On October 29, Vincent’s lawyer filed an answer countering the allegations made in Wilson’s suit. Their side alleges Wilson’s $8,532.74 was for donations and events that promoted his Nom Wah restaurants and not the company, or the original Chinatown location, overall. They contend that Vincent withdrew the money to protect his interests. They allege in the complaint that this most recent legal action amounts to sour grapes: “Wilson Tang and his attorney cannot accept the fact that Vincent Tang has acquired the operation of the original Nom Wah.” The complaint continues that because of this, Vincent “has been harassed on a continuous basis” by Chen “with threats of damages, costs, and frivolous complaints for the sole purpose of satisfying her client’s spitefulness.”

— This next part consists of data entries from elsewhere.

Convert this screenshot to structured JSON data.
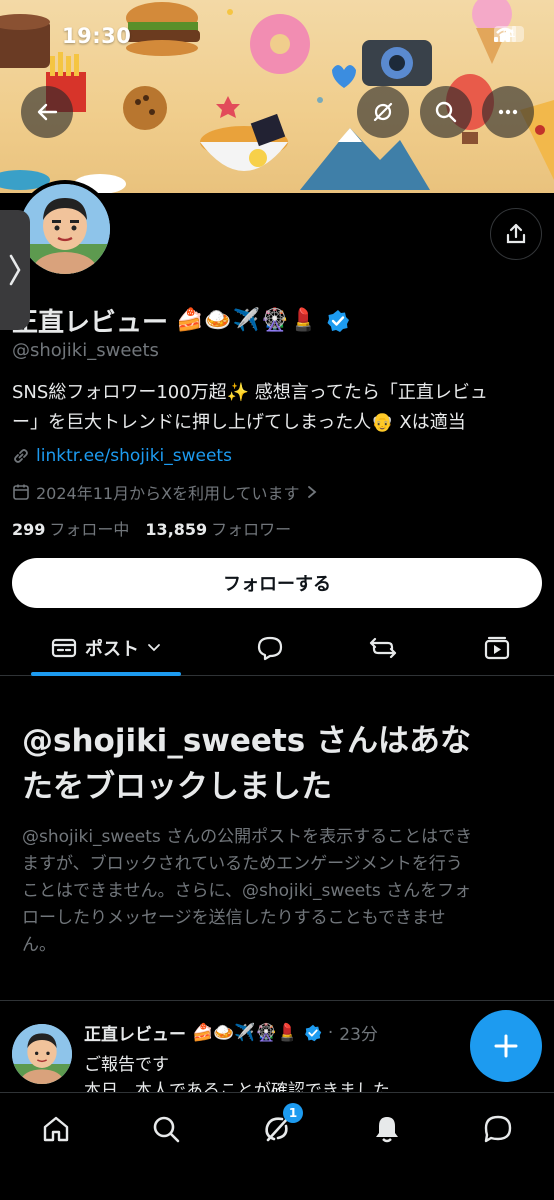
{
  "status_bar": {
    "time": "19:30",
    "battery": "21"
  },
  "profile": {
    "display_name": "正直レビュー",
    "name_emojis": "🍰🍛✈️🎡💄",
    "handle": "@shojiki_sweets",
    "bio_line1": "SNS総フォロワー100万超✨ 感想言ってたら「正直レビュ",
    "bio_line2": "ー」を巨大トレンドに押し上げてしまった人👴 Xは適当",
    "link": "linktr.ee/shojiki_sweets",
    "joined": "2024年11月からXを利用しています",
    "following_count": "299",
    "following_label": "フォロー中",
    "followers_count": "13,859",
    "followers_label": "フォロワー",
    "follow_button": "フォローする"
  },
  "tabs": {
    "posts_label": "ポスト"
  },
  "blocked": {
    "title_line1": "@shojiki_sweets さんはあな",
    "title_line2": "たをブロックしました",
    "desc_line1": "@shojiki_sweets さんの公開ポストを表示することはでき",
    "desc_line2": "ますが、ブロックされているためエンゲージメントを行う",
    "desc_line3": "ことはできません。さらに、@shojiki_sweets さんをフォ",
    "desc_line4": "ローしたりメッセージを送信したりすることもできませ",
    "desc_line5": "ん。"
  },
  "post": {
    "name": "正直レビュー",
    "emojis": "🍰🍛✈️🎡💄",
    "time": "23分",
    "line1": "ご報告です",
    "line2": "本日、本人であることが確認できました"
  },
  "nav": {
    "messages_badge": "1"
  },
  "colors": {
    "accent": "#1d9bf0",
    "background": "#000000",
    "secondary_text": "#71767b"
  },
  "icons": [
    "back-arrow-icon",
    "hide-icon",
    "search-icon",
    "more-icon",
    "share-icon",
    "link-icon",
    "calendar-icon",
    "posts-tab-icon",
    "replies-icon",
    "retweet-icon",
    "media-icon",
    "plus-icon",
    "home-icon",
    "grok-icon",
    "bell-icon",
    "chat-icon",
    "verified-badge-icon",
    "chevron-right-icon",
    "chevron-down-icon"
  ]
}
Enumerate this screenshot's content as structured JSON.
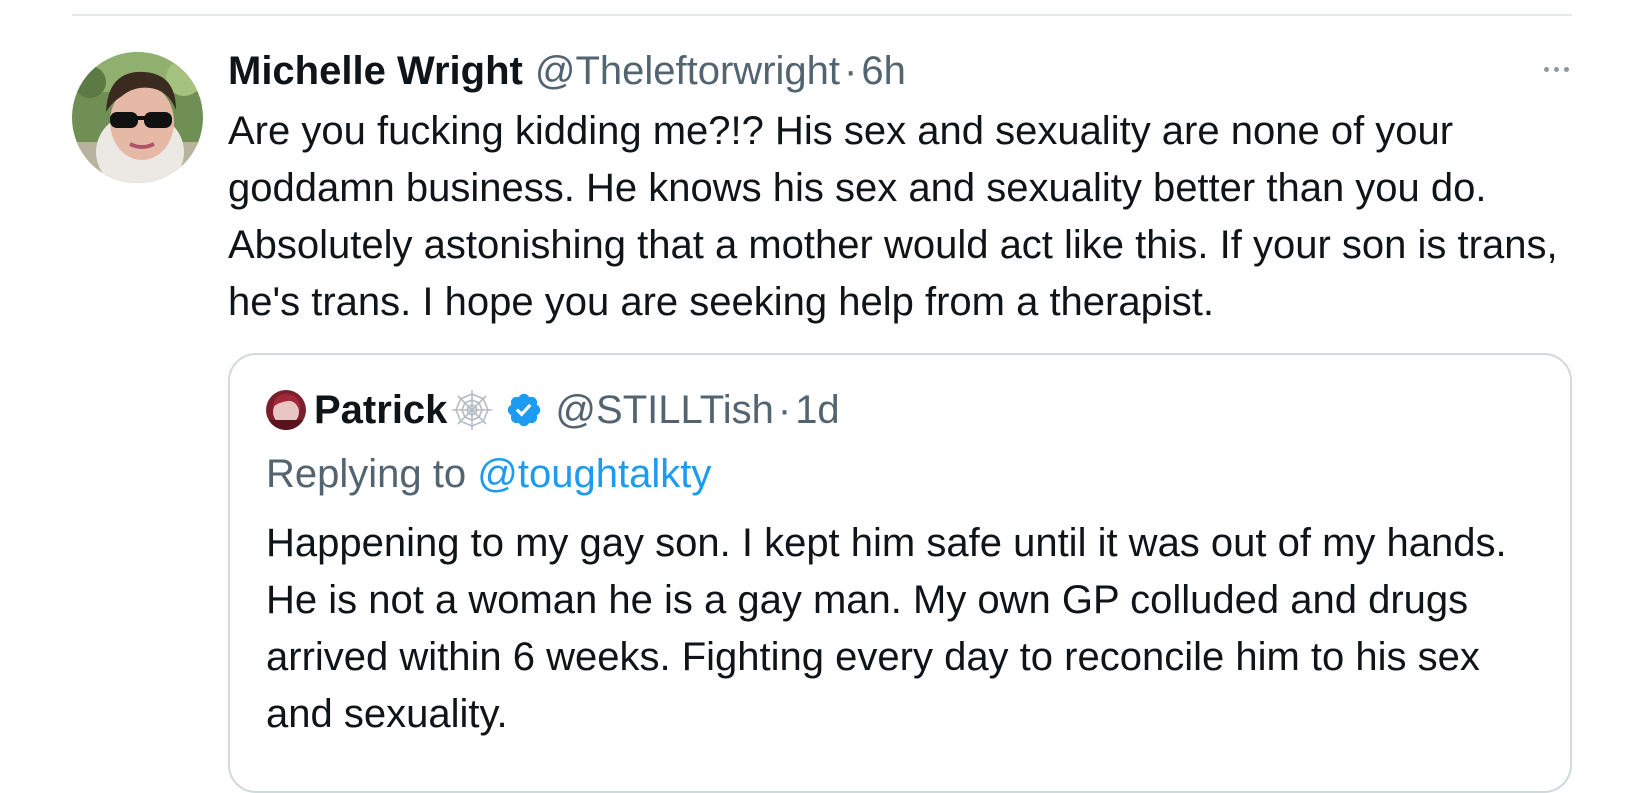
{
  "tweet": {
    "author_name": "Michelle Wright",
    "author_handle": "@Theleftorwright",
    "separator": "·",
    "timestamp": "6h",
    "text": "Are you fucking kidding me?!? His sex and sexuality are none of your goddamn business. He knows his sex and sexuality better than you do. Absolutely astonishing that a mother would act like this. If your son is trans, he's trans. I hope you are seeking help from a therapist.",
    "more_icon": "more-dots-icon"
  },
  "quoted_tweet": {
    "author_name": "Patrick",
    "author_handle": "@STILLTish",
    "separator": "·",
    "timestamp": "1d",
    "badges": [
      "spider-web-icon",
      "verified-badge-icon"
    ],
    "replying_prefix": "Replying to",
    "replying_handle": "@toughtalkty",
    "text": "Happening to my gay son. I kept him safe until it was out of my hands. He is not a woman he is a gay man.  My own GP colluded and drugs arrived within 6 weeks. Fighting every day to reconcile him to his sex and sexuality."
  },
  "colors": {
    "text_primary": "#0f1419",
    "text_secondary": "#536471",
    "link": "#1d9bf0",
    "verified": "#1d9bf0",
    "border": "#cfd9de"
  }
}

So far, the court does not seem to agree with Vincent’s lawyer. Last week, a judge granted Wilson’s request for a preliminary injunction. Vincent was ordered to deposit $90,785.94 back into the company’s bank account, to make Wilson an authorized representative on the company’s bank account, and to reactivate said account. Both Vincent and Wilson say it’s their responsibility to keep the restaurant going. In a statement provided by his lawyer, Wilson says he will fight “to ensure Nom Wah remains intact for generations to come.”

For his part, Vincent points out that, as the settlement agreement stipulates, he’s the one running the original location, “but unfortunately, these things have been holding me back a little bit.”